🤖 AI Summary
This study addresses the detection of synthetic replacement words (deepfake words) in speech by proposing a novel approach based on fine-tuning the Whisper model. Leveraging Whisper’s next-token prediction mechanism during transcription, the method identifies anomalous synthetic tokens and incorporates partially vocoder-processed speech data for augmentation, substantially reducing annotation costs. This work is the first to apply Whisper’s next-token prediction capability to deepfake word detection, achieving simultaneously low transcription and detection error rates on in-domain data. On out-of-domain data, the approach matches the performance of specialized ResNet-based detection models, demonstrating strong practical potential, although room remains for improving generalization.
📝 Abstract
Deepfake speech utterances can be forged by replacing one or more words in a bona fide utterance with semantically different words synthesized by speech generative models. While a dedicated synthetic word detector could be developed, we investigate a cost-effective method that fine-tunes a pre-trained Whisper model to detect synthetic words while transcribing the input utterance via next-token prediction.
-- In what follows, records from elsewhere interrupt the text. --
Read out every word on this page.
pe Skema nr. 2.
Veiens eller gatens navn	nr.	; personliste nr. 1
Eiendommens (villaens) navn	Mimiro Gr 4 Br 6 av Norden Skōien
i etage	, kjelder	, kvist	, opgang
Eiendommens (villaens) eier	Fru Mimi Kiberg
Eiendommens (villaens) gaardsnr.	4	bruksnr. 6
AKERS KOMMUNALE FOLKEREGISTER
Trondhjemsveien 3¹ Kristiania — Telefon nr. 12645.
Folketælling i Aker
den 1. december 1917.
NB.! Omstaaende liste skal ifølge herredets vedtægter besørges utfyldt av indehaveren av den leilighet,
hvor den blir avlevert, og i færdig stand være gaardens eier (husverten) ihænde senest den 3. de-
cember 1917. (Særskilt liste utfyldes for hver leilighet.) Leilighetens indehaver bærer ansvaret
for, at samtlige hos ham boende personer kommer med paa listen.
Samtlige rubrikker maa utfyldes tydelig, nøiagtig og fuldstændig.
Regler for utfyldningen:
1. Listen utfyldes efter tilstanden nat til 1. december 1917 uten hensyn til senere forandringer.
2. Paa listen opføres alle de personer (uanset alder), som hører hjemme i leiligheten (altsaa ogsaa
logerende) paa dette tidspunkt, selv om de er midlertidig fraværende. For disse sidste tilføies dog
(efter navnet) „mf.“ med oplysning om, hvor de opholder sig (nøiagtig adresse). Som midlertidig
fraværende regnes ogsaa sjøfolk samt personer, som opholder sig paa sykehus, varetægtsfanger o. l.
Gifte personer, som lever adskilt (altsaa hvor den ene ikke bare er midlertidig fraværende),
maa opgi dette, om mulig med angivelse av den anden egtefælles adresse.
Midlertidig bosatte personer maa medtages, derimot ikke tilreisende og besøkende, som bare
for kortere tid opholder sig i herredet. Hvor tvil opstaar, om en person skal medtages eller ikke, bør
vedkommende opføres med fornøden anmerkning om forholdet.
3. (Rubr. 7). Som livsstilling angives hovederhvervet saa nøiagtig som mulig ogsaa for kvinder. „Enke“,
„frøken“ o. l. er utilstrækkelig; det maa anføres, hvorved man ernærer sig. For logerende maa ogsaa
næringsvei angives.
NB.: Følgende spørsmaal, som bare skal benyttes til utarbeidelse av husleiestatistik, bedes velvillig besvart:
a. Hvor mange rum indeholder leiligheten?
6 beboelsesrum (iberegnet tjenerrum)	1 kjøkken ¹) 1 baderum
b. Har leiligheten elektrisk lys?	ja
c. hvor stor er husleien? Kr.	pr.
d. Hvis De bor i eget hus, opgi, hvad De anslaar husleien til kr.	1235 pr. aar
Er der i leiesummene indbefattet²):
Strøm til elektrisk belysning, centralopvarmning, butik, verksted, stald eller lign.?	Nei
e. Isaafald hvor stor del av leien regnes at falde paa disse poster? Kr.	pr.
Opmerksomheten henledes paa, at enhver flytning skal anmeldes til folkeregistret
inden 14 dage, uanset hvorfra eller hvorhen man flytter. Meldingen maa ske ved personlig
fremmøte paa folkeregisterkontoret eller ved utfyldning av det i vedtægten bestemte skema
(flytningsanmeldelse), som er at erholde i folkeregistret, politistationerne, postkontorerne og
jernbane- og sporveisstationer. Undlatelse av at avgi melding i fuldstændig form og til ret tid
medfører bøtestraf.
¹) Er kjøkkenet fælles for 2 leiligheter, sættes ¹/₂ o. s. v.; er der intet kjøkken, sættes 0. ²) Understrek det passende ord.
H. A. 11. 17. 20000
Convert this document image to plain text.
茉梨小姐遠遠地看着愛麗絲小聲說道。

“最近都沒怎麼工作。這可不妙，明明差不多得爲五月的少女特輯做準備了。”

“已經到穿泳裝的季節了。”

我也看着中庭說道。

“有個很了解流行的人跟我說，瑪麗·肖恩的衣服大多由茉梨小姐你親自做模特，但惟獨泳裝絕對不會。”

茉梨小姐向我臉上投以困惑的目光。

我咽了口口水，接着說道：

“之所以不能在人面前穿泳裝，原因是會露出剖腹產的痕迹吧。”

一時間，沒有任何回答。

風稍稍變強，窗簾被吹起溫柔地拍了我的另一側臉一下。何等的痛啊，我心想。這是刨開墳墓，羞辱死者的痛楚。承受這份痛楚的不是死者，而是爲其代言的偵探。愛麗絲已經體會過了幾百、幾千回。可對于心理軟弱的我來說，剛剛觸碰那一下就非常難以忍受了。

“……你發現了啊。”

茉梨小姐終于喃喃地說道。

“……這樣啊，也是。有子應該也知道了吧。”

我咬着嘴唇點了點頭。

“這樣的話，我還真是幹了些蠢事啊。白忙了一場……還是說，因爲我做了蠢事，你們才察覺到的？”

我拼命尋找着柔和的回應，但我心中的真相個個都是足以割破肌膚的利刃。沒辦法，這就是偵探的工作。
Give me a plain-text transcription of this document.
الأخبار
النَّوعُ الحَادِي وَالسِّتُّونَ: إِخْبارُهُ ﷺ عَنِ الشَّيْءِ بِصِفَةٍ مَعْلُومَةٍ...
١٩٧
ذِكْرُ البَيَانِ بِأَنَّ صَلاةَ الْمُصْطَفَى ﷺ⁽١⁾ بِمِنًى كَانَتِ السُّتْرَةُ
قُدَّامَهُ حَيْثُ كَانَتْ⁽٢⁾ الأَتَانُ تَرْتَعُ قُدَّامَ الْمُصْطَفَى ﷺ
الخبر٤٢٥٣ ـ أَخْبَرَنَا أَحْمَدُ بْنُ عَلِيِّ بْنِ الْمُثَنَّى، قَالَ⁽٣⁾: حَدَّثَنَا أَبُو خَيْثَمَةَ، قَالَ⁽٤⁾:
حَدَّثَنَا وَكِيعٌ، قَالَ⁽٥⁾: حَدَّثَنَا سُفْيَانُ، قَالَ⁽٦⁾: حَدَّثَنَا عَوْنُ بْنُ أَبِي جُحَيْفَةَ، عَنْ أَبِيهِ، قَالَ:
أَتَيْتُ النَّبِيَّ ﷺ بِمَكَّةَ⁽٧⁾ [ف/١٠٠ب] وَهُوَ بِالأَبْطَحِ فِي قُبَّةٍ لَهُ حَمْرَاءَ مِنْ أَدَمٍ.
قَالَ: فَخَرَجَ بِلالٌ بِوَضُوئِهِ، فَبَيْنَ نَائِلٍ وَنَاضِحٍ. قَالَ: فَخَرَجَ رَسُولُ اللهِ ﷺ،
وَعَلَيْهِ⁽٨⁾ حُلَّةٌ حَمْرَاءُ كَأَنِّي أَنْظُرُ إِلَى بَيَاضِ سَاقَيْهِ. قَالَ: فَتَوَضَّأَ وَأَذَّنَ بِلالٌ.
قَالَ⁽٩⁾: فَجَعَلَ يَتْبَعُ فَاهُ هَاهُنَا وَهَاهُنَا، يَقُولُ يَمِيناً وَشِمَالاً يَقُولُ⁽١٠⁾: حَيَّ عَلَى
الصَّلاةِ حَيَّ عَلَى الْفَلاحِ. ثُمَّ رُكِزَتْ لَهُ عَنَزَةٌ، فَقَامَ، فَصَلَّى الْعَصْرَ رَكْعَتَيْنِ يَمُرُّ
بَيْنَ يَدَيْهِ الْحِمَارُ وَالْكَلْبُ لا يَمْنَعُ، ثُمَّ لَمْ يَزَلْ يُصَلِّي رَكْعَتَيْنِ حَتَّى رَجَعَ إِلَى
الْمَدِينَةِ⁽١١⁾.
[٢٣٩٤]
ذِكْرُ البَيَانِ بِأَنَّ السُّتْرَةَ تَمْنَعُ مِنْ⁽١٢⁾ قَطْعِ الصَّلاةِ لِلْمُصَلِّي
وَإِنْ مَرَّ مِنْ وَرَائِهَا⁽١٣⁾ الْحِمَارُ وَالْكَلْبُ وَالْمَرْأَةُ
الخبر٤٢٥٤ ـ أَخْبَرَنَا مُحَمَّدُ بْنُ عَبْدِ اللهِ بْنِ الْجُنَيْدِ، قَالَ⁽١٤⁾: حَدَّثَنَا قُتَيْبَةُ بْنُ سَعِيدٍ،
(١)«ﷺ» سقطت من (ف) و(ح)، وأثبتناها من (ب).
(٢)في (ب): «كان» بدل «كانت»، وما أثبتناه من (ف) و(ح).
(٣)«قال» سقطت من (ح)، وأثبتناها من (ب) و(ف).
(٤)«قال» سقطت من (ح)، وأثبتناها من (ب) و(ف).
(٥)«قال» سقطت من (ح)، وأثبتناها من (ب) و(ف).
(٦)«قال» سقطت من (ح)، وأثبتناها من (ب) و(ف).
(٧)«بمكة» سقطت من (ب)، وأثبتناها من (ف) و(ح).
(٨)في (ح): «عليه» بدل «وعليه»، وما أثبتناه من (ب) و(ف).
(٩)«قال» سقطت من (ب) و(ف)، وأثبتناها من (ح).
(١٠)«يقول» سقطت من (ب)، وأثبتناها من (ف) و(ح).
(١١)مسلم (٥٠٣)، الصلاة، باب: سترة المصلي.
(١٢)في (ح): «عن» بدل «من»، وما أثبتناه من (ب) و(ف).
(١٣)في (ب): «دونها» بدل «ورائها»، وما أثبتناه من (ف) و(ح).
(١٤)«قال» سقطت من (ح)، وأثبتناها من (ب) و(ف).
We further investigate using partially vocoded utterances as the fine-tuning data, thereby reducing the cost of data collection. Our experiments demonstrate that, on in-domain test data, the fine-tuned Whisper yields low synthetic-word detection error rates and transcription error rates. On out-of-domain test data with synthetic words produced by unseen speech generative models, the fine-tuned Whisper remains on par with a dedicated ResNet-based detection model; however, the overall performance degradation calls for strategies to improve its generalization capability.